According to data published by 23andMe, people with O blood type are 9% to 18% less likely to have positive results for Covid-19 than people with other blood types. These findings hold when adjusted for age, sex, body mass index, and ethnicity.
Although the study found that blood group O was only protective between positive rhesus blood types , the differences in rhesus factor (blood type + or -) were not significant in the 23andMe data . Nor was it a factor of susceptibility or severity in the cases. Furthermore, among people exposed to the virus, healthcare, and other frontline workers, 23andMe found that blood type O is similarly protective, but the proportion of cases within strata is higher.
Among respondents to the 23andMe study, the percentage reporting a positive test for Covid-19 is lower for people with O blood type . The percentage reporting a positive test for Covid-19 was highest among those with AB blood type .
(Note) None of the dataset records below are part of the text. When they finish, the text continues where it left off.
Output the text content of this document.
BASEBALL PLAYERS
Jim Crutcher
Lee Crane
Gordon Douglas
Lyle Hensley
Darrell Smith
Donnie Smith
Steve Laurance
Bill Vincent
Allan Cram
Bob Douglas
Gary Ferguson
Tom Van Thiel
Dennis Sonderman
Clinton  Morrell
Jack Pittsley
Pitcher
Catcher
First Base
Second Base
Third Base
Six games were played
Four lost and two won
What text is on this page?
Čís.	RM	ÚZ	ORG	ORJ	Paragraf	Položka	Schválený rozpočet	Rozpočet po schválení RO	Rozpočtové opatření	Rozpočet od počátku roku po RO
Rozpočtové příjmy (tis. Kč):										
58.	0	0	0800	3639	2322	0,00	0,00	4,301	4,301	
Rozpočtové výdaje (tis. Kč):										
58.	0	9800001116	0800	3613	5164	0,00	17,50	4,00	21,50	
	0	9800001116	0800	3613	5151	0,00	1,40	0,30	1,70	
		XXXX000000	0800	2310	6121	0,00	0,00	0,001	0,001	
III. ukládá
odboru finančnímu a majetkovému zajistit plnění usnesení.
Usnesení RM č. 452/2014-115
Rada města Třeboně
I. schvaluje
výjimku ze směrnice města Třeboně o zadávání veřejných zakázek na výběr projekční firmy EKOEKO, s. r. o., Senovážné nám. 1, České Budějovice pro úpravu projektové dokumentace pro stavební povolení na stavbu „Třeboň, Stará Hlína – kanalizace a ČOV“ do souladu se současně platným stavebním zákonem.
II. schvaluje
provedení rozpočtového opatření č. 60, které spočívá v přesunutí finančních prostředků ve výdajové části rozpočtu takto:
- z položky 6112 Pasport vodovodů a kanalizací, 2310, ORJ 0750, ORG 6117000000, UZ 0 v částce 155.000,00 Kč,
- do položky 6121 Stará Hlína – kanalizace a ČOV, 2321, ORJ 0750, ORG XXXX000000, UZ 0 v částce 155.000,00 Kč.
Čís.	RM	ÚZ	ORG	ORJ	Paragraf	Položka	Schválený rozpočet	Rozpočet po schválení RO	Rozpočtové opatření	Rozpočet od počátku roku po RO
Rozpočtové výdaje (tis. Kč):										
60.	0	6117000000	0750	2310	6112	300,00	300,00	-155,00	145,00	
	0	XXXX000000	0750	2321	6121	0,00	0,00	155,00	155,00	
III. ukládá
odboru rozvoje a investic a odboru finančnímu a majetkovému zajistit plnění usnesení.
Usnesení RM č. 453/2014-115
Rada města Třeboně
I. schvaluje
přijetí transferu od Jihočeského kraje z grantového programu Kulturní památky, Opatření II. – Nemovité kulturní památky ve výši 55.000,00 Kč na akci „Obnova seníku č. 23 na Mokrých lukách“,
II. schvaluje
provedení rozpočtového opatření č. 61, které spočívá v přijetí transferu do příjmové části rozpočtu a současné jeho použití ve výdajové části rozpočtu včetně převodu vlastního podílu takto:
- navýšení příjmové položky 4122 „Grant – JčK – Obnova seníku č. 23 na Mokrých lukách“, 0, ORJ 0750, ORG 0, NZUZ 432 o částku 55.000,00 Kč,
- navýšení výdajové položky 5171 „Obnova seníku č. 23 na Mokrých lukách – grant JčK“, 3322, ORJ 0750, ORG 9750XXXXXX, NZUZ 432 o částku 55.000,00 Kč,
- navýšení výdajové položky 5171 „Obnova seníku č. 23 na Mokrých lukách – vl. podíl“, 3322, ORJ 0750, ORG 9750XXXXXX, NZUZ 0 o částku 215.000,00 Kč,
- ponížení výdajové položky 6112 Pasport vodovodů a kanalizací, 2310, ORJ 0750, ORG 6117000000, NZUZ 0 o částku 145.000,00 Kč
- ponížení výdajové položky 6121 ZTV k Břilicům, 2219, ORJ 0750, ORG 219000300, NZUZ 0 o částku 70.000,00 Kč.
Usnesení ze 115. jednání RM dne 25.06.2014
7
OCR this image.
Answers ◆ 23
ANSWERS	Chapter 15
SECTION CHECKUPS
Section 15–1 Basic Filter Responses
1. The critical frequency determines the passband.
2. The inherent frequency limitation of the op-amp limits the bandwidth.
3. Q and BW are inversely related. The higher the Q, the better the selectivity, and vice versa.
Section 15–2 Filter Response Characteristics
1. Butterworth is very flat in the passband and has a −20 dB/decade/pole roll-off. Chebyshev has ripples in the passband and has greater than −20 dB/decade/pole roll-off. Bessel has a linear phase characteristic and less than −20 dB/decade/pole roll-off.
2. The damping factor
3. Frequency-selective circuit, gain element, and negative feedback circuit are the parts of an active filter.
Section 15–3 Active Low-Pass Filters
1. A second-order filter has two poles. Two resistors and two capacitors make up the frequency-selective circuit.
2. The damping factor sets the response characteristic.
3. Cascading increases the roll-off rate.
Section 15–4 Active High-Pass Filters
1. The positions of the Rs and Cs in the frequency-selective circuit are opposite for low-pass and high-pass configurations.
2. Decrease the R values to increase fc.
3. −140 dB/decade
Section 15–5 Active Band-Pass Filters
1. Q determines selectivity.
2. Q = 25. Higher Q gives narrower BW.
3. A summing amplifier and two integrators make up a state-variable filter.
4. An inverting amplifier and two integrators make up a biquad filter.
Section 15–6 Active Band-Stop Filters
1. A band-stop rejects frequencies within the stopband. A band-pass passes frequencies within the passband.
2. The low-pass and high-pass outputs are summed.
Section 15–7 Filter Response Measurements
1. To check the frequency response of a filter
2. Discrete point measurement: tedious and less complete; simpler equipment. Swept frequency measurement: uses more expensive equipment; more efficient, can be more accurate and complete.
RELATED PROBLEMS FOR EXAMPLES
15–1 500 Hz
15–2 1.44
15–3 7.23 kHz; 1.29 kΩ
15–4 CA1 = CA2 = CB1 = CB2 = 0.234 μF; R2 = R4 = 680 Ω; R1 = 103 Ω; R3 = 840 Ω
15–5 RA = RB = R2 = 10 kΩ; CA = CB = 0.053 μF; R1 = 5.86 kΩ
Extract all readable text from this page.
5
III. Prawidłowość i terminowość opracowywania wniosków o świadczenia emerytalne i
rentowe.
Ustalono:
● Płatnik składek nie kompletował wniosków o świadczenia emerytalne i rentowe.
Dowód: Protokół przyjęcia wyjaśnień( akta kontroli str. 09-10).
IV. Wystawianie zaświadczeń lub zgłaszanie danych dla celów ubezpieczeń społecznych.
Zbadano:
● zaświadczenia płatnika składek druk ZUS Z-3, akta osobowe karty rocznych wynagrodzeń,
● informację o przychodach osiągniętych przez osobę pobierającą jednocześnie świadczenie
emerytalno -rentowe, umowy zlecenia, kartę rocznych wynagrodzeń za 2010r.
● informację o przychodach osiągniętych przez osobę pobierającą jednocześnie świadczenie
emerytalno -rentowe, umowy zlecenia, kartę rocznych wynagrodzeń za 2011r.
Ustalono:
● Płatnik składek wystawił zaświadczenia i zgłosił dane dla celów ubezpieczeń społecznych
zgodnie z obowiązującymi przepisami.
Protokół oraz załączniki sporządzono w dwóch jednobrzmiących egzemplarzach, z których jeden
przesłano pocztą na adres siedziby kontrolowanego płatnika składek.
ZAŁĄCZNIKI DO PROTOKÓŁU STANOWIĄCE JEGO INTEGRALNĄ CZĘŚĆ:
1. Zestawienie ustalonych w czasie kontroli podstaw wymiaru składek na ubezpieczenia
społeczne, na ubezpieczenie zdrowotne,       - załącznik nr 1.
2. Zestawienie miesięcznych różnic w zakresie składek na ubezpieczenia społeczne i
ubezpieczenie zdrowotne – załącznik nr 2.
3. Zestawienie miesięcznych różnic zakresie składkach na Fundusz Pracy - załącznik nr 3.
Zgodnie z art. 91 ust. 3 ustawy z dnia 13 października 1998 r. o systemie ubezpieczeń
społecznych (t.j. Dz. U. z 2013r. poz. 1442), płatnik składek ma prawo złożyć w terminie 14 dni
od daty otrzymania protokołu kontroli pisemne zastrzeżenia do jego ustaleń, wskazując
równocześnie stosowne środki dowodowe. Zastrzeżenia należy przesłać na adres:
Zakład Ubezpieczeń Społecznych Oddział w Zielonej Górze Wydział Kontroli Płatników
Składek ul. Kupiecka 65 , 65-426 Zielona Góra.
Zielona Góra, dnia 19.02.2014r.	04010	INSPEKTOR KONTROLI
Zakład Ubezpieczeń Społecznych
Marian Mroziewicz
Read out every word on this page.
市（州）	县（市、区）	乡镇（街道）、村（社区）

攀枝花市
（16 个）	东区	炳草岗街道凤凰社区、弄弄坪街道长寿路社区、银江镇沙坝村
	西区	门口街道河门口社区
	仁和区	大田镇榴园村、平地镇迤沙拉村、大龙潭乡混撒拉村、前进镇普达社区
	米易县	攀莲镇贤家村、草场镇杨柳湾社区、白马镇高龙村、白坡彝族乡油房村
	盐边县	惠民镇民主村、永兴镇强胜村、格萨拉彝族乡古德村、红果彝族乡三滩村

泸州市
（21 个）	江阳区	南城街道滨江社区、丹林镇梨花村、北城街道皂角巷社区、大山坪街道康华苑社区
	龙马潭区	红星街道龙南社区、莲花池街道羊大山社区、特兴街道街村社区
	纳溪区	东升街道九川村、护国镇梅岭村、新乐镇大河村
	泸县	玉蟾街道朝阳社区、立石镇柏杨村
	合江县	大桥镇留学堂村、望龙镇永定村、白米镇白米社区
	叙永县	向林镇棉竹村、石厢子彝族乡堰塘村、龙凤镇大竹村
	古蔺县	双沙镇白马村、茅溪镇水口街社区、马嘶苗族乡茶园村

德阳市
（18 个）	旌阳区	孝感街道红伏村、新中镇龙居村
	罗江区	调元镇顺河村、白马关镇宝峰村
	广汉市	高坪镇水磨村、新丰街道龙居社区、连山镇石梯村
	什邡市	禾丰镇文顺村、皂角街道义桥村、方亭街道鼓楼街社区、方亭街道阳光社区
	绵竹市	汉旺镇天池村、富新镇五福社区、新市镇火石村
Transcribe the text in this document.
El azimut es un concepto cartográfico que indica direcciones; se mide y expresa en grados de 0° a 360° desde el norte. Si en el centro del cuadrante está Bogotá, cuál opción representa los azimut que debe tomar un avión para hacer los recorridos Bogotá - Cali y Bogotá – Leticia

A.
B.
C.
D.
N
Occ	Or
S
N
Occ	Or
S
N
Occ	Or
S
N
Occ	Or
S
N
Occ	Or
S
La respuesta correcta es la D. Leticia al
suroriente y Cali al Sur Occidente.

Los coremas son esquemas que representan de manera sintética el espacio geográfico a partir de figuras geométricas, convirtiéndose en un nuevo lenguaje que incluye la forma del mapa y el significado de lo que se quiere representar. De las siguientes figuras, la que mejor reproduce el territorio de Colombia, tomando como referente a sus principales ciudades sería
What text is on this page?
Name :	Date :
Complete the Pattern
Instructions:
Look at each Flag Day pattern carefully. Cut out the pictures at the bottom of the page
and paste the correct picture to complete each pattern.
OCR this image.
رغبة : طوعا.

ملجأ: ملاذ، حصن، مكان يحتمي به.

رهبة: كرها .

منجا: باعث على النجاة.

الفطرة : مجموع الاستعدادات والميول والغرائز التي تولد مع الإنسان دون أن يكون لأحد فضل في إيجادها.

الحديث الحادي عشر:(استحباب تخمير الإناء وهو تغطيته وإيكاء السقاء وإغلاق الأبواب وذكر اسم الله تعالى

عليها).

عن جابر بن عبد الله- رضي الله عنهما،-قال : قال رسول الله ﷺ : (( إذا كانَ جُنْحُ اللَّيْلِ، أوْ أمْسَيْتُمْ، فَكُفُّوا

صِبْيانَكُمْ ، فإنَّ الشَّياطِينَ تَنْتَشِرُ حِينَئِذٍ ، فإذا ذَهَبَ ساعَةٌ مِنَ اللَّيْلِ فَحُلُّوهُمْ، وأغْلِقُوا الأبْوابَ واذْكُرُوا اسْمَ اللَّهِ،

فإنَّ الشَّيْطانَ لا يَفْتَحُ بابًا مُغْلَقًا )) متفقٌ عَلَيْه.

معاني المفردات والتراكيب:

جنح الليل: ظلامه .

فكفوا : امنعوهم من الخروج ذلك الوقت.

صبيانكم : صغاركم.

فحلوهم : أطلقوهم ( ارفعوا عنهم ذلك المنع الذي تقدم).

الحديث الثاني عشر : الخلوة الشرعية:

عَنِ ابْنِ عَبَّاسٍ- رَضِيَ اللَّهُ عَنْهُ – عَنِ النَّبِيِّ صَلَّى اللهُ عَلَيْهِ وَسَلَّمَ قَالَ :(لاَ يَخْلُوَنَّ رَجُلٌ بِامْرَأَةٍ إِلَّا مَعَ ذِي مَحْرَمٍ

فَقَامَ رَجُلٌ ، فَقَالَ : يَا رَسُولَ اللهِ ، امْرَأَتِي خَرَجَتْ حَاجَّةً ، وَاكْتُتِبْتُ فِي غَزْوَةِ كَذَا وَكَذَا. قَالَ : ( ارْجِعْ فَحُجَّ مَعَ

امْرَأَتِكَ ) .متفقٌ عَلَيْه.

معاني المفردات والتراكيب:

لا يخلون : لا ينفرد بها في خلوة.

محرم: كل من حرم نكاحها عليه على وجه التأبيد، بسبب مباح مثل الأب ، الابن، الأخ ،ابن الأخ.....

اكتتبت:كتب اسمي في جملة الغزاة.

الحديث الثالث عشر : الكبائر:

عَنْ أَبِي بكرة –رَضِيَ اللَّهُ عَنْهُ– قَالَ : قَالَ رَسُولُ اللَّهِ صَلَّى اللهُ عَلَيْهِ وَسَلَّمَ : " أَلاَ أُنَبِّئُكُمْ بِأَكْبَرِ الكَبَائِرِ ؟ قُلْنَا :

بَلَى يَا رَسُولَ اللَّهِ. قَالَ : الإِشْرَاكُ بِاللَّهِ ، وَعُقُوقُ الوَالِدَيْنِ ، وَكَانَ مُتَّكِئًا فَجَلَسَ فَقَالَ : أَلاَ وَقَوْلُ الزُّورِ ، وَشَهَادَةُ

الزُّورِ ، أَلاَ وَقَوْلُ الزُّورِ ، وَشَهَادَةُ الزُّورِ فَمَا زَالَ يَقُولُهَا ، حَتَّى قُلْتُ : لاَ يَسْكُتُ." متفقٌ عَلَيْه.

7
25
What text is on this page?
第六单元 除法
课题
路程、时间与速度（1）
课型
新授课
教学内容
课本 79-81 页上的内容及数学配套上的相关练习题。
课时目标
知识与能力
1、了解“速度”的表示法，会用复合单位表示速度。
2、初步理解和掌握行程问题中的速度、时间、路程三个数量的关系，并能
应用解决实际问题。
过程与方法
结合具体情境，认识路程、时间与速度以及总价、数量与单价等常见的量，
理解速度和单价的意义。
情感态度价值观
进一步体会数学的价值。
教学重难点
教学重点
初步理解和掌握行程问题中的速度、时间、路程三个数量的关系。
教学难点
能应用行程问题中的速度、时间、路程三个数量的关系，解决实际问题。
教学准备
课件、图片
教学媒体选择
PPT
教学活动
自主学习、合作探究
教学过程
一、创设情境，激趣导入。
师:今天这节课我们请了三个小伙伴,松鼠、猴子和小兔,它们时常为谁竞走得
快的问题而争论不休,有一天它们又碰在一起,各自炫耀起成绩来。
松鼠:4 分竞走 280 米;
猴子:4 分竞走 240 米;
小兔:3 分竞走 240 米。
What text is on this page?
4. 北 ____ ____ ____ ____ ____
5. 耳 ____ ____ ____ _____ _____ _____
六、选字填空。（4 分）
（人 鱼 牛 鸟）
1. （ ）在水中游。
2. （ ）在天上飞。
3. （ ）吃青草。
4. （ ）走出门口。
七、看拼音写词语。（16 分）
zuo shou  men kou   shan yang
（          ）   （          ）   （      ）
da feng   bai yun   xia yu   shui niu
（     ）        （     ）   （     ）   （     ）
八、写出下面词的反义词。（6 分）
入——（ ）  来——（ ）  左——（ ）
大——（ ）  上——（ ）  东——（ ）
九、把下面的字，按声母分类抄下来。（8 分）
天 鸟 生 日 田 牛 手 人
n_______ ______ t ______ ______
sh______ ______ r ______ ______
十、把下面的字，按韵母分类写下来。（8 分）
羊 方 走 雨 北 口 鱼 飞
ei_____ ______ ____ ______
Both blood type data and preliminary genetic findings also appear to support a variant in the ABO gene associated with lower risk. At least two recently published studies, one by researchers in China and the most recent by researchers in Italy and Spain , have analyzed the role of the ABO gene in Covid-19 . The China study looked at susceptibility, while the Italian and Spanish study found an association with blood type and disease severity.
That study looked at the genes of more than 1,600 patients in Italy and Spain who experienced respiratory failure and found that having type A blood was associated with a 50% increase in the probability that a patient would require a ventilator. For its part, the study in China gave similar results regarding a person's susceptibility to Covid-19 .
"There have also been some reports of links between Covid-19 , blood clotting and cardiovascular disease," says Adam Auton , principal investigator of the 23andMe study. Despite the interesting results, Auton has warned that there is still a long way to go, "even with these sample sizes, it might not be enough to find genetic associations."